The biological dissimilarity of the races is one aspect; the unity of the human race is the other. The personal being of the person, with its criteria of reason, liberty, and conscience, the embodiments of being human, that is, is something that all individuals of the species Homo sapiens possess, independent of differences of biological type (Muckermann). That this circumstance also remains untouched by the fact of racial mixing clearly follows.

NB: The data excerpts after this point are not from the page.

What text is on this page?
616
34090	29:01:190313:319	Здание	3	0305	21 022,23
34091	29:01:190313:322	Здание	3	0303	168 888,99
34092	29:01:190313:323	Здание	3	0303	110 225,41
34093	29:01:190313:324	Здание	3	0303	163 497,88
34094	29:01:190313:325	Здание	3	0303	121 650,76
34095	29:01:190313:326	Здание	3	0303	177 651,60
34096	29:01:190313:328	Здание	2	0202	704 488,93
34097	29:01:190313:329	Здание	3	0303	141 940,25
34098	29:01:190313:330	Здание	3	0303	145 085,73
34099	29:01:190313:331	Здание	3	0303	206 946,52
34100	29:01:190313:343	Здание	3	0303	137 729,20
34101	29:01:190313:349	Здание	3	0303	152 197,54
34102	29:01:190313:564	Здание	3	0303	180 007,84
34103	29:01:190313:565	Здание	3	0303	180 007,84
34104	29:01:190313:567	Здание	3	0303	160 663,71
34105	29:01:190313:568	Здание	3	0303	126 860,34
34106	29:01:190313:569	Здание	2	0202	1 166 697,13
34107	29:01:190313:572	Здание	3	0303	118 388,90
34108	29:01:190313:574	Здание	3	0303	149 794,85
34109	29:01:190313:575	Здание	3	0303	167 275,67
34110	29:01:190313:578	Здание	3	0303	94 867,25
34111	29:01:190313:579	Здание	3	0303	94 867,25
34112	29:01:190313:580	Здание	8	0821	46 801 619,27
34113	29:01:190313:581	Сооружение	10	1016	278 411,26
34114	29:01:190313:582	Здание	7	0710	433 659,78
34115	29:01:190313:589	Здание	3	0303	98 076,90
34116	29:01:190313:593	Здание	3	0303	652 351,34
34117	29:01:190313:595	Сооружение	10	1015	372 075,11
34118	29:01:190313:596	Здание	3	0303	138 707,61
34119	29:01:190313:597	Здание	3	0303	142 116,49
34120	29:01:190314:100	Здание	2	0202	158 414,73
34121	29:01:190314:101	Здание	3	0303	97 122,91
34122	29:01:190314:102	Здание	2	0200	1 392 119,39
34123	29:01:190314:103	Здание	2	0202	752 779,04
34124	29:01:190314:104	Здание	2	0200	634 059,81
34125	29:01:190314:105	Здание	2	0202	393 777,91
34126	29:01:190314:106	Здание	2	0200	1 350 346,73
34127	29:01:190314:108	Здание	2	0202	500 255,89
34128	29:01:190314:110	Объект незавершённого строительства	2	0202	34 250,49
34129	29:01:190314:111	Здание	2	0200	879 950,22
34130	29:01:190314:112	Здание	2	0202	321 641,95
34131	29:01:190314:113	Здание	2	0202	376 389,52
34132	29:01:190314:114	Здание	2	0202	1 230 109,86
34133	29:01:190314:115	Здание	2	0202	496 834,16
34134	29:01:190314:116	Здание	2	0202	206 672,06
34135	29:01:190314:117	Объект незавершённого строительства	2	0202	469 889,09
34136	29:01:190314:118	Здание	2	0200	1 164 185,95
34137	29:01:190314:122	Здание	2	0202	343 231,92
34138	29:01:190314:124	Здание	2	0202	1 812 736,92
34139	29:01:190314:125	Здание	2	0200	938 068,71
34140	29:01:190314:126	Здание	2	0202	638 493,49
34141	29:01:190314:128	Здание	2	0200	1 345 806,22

What remains is the question of what consequences racial mixing has in biological and sociological terms. In recent times, the notion has been put forth, especially by Mjöen, Abel, and others, that racial mixing as such results in a diminishment of the human capacity. The combination of strongly divergent heredity supposedly leads to disharmonies and serious harm to body and soul. This theory is based largely on findings from experiments with domestic animals. Against this, it must be said that human races do not even remotely vary as extremely as dog and rabbit breeds, for example. Apart from a few stringently selected characteristics, it is likely that in humans most characteristics differ racially only through distribution differences against the backdrop of a largely congruent range of variation (especially in the psychological realm), as a result of which racial mixing in humans can hardly have such critical consequences as in the extremely diverse breeds of domestic animals. At any rate, the findings with Negro Mischlinge in Germany provide no support for this theory of disharmony through racial mixing.
By contrast, one cannot dismiss the possibility that the Mischling has genetic material passed on to him which will make him into an outsider in the environment in which he finds himself. In fact, something like this could also be discovered in the Mischlinge discussed above. Quite apart from such striking – though in principle, of course, insignificant – characteristics such as dark skin color, curly hair, and so on, there are racial peculiarities of their Negroid heredity, which – psychological in nature – can become a problem sociologically.
If, in this respect, the biological and sociological problems of racial mixing collide, the prejudice against the Mischling and its consequences, already mentioned at the outset of the discussion, is a purely sociological problem and as such is subject to historical changes. As could be shown, it is currently receding in Germany with respect to the Negro Mischlinge, but it is undoubtedly present in latent form. In addition, we have endeavored to show how one can prevent this prejudice from erupting. This prejudice with its intolerance is, in essence, the core problem of the entire racial issue, for overcoming it makes it possible, sociologically, to also overcome all other problems that arise from the coexistence and intermixing of people of different races.